Add the coverage directory to .gitignore
In the project for tests, by default, we add a check for code coverage by tests. To do this, in the package.json file, correct the code to the following:


 ... "scripts": { "start": "react-scripts start", "build": "react-scripts build", "test": "react-scripts test --env=jsdom --coverage --collectCoverageFrom=src/**/*js --collectCoverageFrom=!src/registerServiceWorker.js", ... 

In this config, we add a run to check the coverage of our code with tests. This is needed to generate the files needed to create a badge. We exclude the src/registerServiceWorker file from the check, because This file is not served by us.


Install the necessary dev dependencies for the project and upload everything to github:


 $ yarn add codecov.io coveralls --dev $ git add . $ git commit -m "Add coverage" $ git push -u origin master 

Result after building project with alarm:



Conclusion


As you can see, setting up a full-fledged CI will take no more than 10 minutes if you have knowledge, in complex configs you can spend hours, maybe days and weeks. But how much of your time will you save by automating this process? I think everyone will decide for himself whether he needs it or not.

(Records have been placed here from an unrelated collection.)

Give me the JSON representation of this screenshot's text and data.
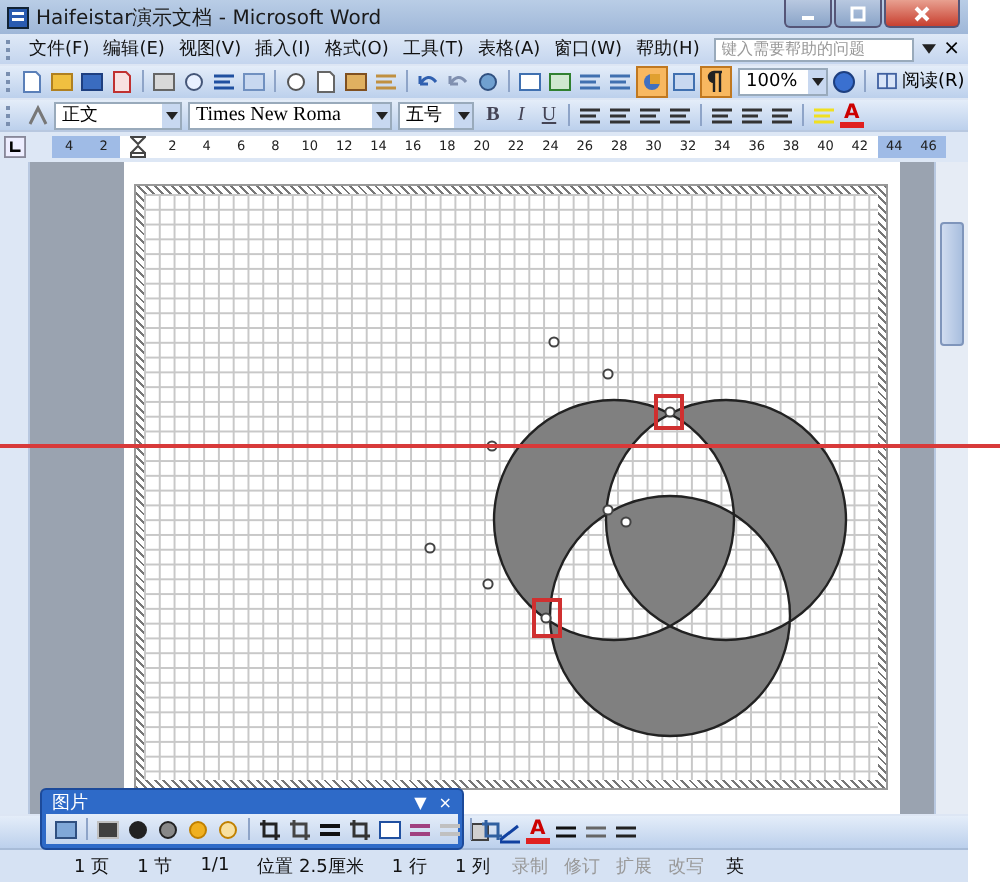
{
  "window": {
    "title": "Haifeistar演示文档 - Microsoft Word"
  },
  "menu": [
    "文件(F)",
    "编辑(E)",
    "视图(V)",
    "插入(I)",
    "格式(O)",
    "工具(T)",
    "表格(A)",
    "窗口(W)",
    "帮助(H)"
  ],
  "help_box": {
    "placeholder": "键入需要帮助的问题",
    "close": "×"
  },
  "standard_toolbar": {
    "zoom": "100%",
    "read_button": "阅读(R)",
    "drawing_pressed": true,
    "grid_pressed": true
  },
  "formatting_toolbar": {
    "style": "正文",
    "font": "Times New Roma",
    "size": "五号",
    "buttons": [
      "B",
      "I",
      "U"
    ],
    "font_color": "A"
  },
  "ruler": [
    {
      "label": "4",
      "margin": true
    },
    {
      "label": "2",
      "margin": true
    },
    {
      "margin": false
    },
    {
      "label": "2",
      "margin": false
    },
    {
      "label": "4",
      "margin": false
    },
    {
      "label": "6",
      "margin": false
    },
    {
      "label": "8",
      "margin": false
    },
    {
      "label": "10",
      "margin": false
    },
    {
      "label": "12",
      "margin": false
    },
    {
      "label": "14",
      "margin": false
    },
    {
      "label": "16",
      "margin": false
    },
    {
      "label": "18",
      "margin": false
    },
    {
      "label": "20",
      "margin": false
    },
    {
      "label": "22",
      "margin": false
    },
    {
      "label": "24",
      "margin": false
    },
    {
      "label": "26",
      "margin": false
    },
    {
      "label": "28",
      "margin": false
    },
    {
      "label": "30",
      "margin": false
    },
    {
      "label": "32",
      "margin": false
    },
    {
      "label": "34",
      "margin": false
    },
    {
      "label": "36",
      "margin": false
    },
    {
      "label": "38",
      "margin": false
    },
    {
      "label": "40",
      "margin": false
    },
    {
      "label": "42",
      "margin": false
    },
    {
      "label": "44",
      "margin": true
    },
    {
      "label": "46",
      "margin": true
    }
  ],
  "picture_toolbar": {
    "title": "图片",
    "menu": "▼",
    "close": "×"
  },
  "drawing_toolbar": {
    "font_color": "A"
  },
  "status_bar": [
    {
      "text": "1 页",
      "disabled": false
    },
    {
      "text": "1 节",
      "disabled": false
    },
    {
      "text": "1/1",
      "disabled": false
    },
    {
      "text": "位置 2.5厘米",
      "disabled": false
    },
    {
      "text": "1 行",
      "disabled": false
    },
    {
      "text": "1 列",
      "disabled": false
    },
    {
      "text": "录制",
      "disabled": true
    },
    {
      "text": "修订",
      "disabled": true
    },
    {
      "text": "扩展",
      "disabled": true
    },
    {
      "text": "改写",
      "disabled": true
    },
    {
      "text": "英",
      "disabled": false
    }
  ]
}
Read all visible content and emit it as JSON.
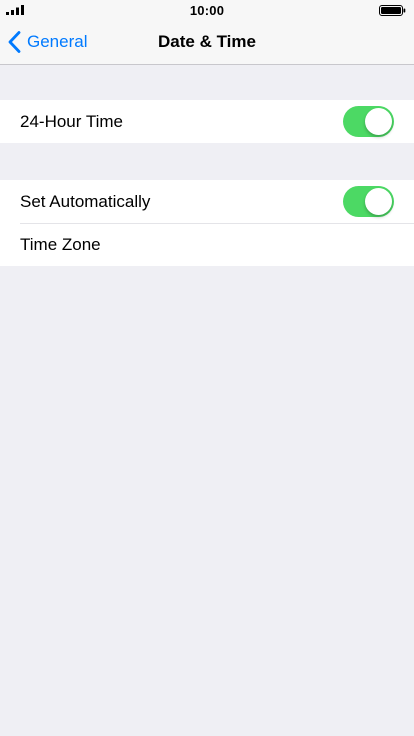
{
  "status_bar": {
    "time": "10:00"
  },
  "nav": {
    "back_label": "General",
    "title": "Date & Time"
  },
  "settings": {
    "group1": [
      {
        "label": "24-Hour Time",
        "toggle_on": true
      }
    ],
    "group2": [
      {
        "label": "Set Automatically",
        "toggle_on": true
      },
      {
        "label": "Time Zone"
      }
    ]
  },
  "colors": {
    "accent": "#007aff",
    "toggle_on": "#4cd964",
    "background": "#efeff4"
  }
}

I hope the post was useful to you, the source code can be taken here , if you like it, plus, if not, it will be very good, minus one. I wish you a successful coding. Peace to all!


PS I specifically used different names in the project folder, the repository name and the application name in Heroku. API key regenerated. If anyone is interested, in my sales, I add an intermediate service to the CI pipeline for building Docker containers and publish the finished containers to the swarm cluster.